Anyone know what the status of the Upper Provo Fire is? Are roads still closed and if so which ones?


----------



## Catherder (Aug 2, 2008)

Just got back from the area. The Murdock Basin road is closed and guarded by a ranger stationed at the entrance. As far as I could tell, no other areas were closed. 

TBH, I couldn't see very much smoke but the air was a little hazy.


----------



## Bax* (Dec 14, 2008)

Catherder said:


> Just got back from the area. The Murdock Basin road is closed and guarded by a ranger stationed at the entrance. As far as I could tell, no other areas were closed.
> 
> TBH, I couldn't see very much smoke but the air was a little hazy.


Same story here. Not quite sure where the fire is or how big it is as a result


----------



## Critter (Mar 20, 2010)

It must not be much and is being handled locally.

It isn't even on the IncWeb site for fires.

https://inciweb.nwcg.gov/


----------



## backcountry (May 19, 2016)

84% contained, investigation pointing towards human caused. Only 480 acres.
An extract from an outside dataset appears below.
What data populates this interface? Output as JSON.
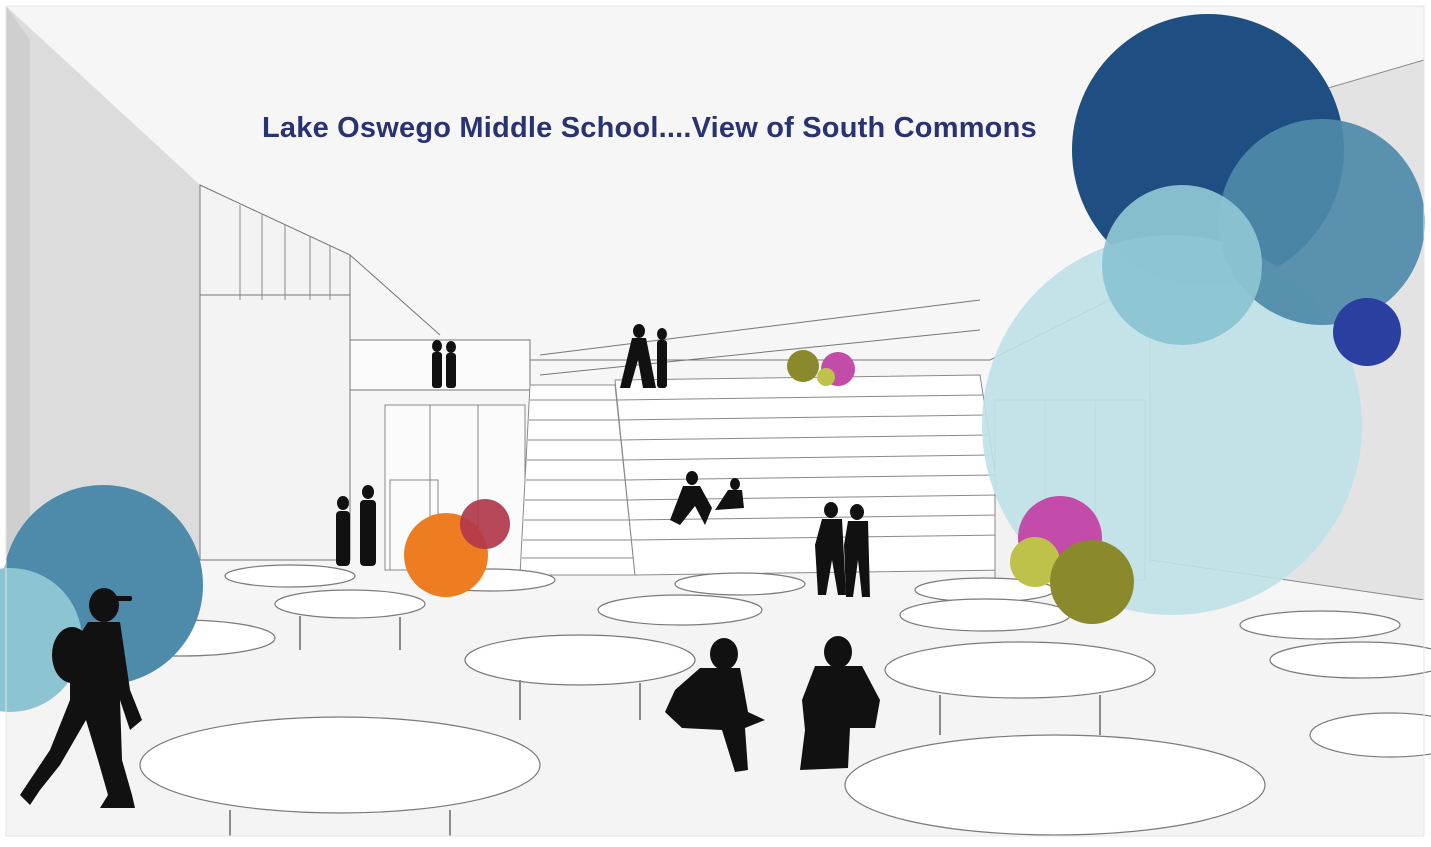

https://utahfireinfo.gov/2020/08/10/upper-provo-wildfire-august-10-2020/


----------



## APD (Nov 16, 2008)

i was there around the time it got reported and saw the smoke column rise. no lightning strikes around that time and lots of bubbas in the area as usual. 
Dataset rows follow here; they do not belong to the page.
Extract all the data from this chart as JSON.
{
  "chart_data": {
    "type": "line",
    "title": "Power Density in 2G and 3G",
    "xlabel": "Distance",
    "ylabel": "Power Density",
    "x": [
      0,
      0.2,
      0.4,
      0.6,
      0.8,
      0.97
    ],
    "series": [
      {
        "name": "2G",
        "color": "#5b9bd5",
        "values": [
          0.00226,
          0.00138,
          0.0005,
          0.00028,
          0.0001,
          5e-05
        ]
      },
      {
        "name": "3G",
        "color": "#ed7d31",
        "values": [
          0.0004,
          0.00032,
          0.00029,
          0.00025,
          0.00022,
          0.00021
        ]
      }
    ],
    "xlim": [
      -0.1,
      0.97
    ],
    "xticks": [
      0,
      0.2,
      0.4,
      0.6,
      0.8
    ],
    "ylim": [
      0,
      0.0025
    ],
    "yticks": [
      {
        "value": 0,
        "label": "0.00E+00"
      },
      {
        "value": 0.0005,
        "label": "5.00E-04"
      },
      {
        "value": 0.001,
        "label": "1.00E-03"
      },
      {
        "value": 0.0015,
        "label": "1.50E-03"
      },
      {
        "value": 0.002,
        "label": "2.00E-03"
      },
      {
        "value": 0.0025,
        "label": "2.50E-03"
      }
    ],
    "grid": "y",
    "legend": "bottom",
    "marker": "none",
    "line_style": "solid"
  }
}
the type 3 team moved out a few days ago but there are still some resources around. the NUT regs were here until yesterday mopping up but appear to have timed out and hit their RnR days. broadhead meadows and over close to pyramid lake is where the burn scar is. the link above is 4 days old and i'd guess most of those resources listed have demobilized or moved on to other fires. 

as for access, i think as catheder mentioned, the main road was still closed. smoke has not been an issue for about a week. even then, it was pretty mild.


----------



## backcountry (May 19, 2016)

Thanks for that correction, my brain is mush. Does sound like they were preparing to change teams this past Tuesday.
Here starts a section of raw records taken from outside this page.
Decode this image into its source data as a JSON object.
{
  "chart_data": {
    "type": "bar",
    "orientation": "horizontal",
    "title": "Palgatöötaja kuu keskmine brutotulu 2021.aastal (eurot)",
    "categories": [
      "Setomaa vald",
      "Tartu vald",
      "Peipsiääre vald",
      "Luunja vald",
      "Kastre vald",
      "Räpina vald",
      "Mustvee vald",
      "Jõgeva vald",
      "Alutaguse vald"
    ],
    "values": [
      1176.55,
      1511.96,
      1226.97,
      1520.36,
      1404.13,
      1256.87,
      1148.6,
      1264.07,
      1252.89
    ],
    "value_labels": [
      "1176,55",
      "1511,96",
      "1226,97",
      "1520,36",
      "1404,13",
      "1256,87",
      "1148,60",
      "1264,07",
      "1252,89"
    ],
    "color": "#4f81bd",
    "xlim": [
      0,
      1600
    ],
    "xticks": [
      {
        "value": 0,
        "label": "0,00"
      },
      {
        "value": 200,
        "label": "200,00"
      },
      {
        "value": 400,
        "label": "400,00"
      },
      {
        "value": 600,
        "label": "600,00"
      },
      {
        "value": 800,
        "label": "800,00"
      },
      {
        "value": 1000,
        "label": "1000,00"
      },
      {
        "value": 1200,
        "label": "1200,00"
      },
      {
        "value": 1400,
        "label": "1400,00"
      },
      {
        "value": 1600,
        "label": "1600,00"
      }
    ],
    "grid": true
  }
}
Always sad to hear about fires in that area.


----------



## teledan (May 20, 2019)

Thanks guys, I was at Pyramid Lake about a week before the fire and was hoping the road would be open by next weekend. Keeping my fingers crossed!


----------



## APD (Nov 16, 2008)

well, at least the type 4 team was there when the norway flat fire started today. having a piece of the infrastructure in place helped them get on this one quick. it was literally in front of the IC post and within 2 miles. 

vehicle parked on dry vegetation is what i was told.


----------